Strahlend blauer Himmel, 15 Grad. Es ist Dezember in Tokyo. Und dementsprechend mal wieder perfekt für einen ausgedehnten Radausflug (nun ja, 50 km sind nicht übermässig ausgedehnt). Heute ging es zum nordwestlichsten Rand von Tokyo, dem Stadtteil Katsushika-ku. Nichts aufregendes, aber die Gegend um den Bahnhof von Shibamata bietet noch ein bisschen “Shitamachi” (=Unterstadt)-Atmoshpäre, wo es laut und herzhaft hergeht. Konnte ich auch heute live erleben – eine greise Frau warf ein Taschentuch einfach in eine Ecke an der Strasse. Ein ca. 50 Jahre alter, kräftig ausschauender Mann begann umgehend, die alte Dame zur Schnecke zu machen. Die zog dann ihren Keirō-Trumpf: Keirō bedeutet “Respekt vor dem Alter” und ist im konfuzianistisch geprägten Japan nachwievor sehr bedeutend. Also begann sie zu zetern “So behandelt man doch alte Leute nicht” usw. Das war ihm offensichtlich reichlich egal – “Um so schlimmer – wenn Du so alt bist, solltest Du doch dann wissen, dass man Müll nicht einfach auf die Strasse wirft” usw. usf. Szenen aus der Shitamachi.

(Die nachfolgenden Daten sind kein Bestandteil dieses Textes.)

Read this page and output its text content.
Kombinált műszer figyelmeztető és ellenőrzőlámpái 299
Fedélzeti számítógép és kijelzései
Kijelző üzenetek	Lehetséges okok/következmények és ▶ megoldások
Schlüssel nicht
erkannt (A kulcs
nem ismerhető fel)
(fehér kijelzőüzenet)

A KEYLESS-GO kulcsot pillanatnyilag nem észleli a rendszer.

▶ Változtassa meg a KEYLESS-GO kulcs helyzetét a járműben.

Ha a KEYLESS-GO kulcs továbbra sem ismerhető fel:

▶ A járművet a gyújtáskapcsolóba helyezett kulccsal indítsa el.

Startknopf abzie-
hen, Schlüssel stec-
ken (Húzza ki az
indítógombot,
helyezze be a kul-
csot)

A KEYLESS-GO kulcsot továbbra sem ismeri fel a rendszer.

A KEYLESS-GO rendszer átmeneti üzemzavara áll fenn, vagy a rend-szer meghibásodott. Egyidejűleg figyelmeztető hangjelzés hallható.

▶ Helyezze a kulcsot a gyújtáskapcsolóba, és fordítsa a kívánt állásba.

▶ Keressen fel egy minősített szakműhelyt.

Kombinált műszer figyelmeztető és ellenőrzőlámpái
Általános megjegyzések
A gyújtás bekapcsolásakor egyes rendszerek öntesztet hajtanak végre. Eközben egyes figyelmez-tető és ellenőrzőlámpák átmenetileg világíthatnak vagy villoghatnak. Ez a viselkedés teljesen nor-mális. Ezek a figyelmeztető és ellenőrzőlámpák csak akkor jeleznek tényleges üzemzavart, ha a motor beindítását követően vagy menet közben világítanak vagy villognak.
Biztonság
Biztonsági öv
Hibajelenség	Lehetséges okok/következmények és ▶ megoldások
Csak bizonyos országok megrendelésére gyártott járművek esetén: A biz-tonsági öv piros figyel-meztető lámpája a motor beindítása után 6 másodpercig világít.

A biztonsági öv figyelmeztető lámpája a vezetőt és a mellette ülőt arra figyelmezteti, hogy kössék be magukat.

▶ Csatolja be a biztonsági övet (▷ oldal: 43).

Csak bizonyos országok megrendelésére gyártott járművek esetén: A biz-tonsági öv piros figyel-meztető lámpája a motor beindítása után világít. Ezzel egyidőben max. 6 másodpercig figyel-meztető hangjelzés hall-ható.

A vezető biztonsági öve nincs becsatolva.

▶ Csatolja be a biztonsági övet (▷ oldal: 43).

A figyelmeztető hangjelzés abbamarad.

Katzen vor einem winzigen Jizō-Schrein in Shibamata
Das Wort des Tages: 下町 shitamachi. “Shita” bedeutet “unten, unter”. “Machi” ist die Stadt bzw. auch der Stadtteil. Kurzform von 城下町 (Jōkamachi) – die Burgunterstadt. Quasi dort, wo der Pöbel haust, hätte man im alten Rom gesagt. Shitamachi findet man mal hier, mal dort, noch resteweise. Sie sind sehr eng, oft ein bisschen schmutzig und zeichnen sich durch ein dichtes gesellschaftliches Netz aus – jeder kennt Jeden. Man bekommt ein bisschen Ahnung von einem solchen Viertel, wenn man sich den Film Always- Sanchōme no Yuhi ansieht.